Gilles : J’ai été contaminé à l’hôpital, par un autre médecin. Il est tombé malade après avoir traité un patient venu de Guéckédou [épicentre de l’épidémie en Guinée forestière]. À ce moment-là, personne ne savait qu’il s’agissait d’Ebola, nous n’avions donc aucune protection particulière. Je lui ai prodigué tous les soins possibles, mais il est décédé. Une semaine plus tard, je ressentais à mon tour les premiers symptômes… Une fièvre qui atteint rapidement les 41 degrés, de violents maux de tête, de la diarrhée et des vomissements.

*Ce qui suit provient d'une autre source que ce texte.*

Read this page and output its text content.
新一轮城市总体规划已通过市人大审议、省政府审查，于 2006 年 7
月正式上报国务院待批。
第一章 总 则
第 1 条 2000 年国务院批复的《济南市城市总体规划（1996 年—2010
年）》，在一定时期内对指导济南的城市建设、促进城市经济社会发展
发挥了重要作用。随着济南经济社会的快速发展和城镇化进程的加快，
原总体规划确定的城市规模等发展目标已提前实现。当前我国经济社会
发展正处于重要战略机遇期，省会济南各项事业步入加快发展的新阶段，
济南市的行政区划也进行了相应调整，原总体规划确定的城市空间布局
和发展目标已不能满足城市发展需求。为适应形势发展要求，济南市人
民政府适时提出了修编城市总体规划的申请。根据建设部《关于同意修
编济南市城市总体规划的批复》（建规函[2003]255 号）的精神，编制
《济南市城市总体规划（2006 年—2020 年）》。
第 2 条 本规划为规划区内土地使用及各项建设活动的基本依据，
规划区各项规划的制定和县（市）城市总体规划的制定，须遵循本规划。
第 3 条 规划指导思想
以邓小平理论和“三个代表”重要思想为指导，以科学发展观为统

Au départ, j’ai pensé à une crise de paludisme. J’ai donc pris des médicaments qui n’ont eu aucun effet. Le lendemain, les autorités recevaient les résultats d’analyses effectuées en France et annonçaient qu’il s’agissait du virus Ebola. Mes tests se sont révélés positifs et j’ai été transféré au centre de traitement de MSF.
Comment avez-vous été soigné ?
Par une réhydratation intense. Les médecins me donnaient également des aliments énergétiques pour que mon corps puisse se défendre et éliminer le virus. Au bout d’une semaine, mes symptômes ont régressé et ont ensuite complètement disparu. Aujourd’hui, je ne garde aucune séquelle.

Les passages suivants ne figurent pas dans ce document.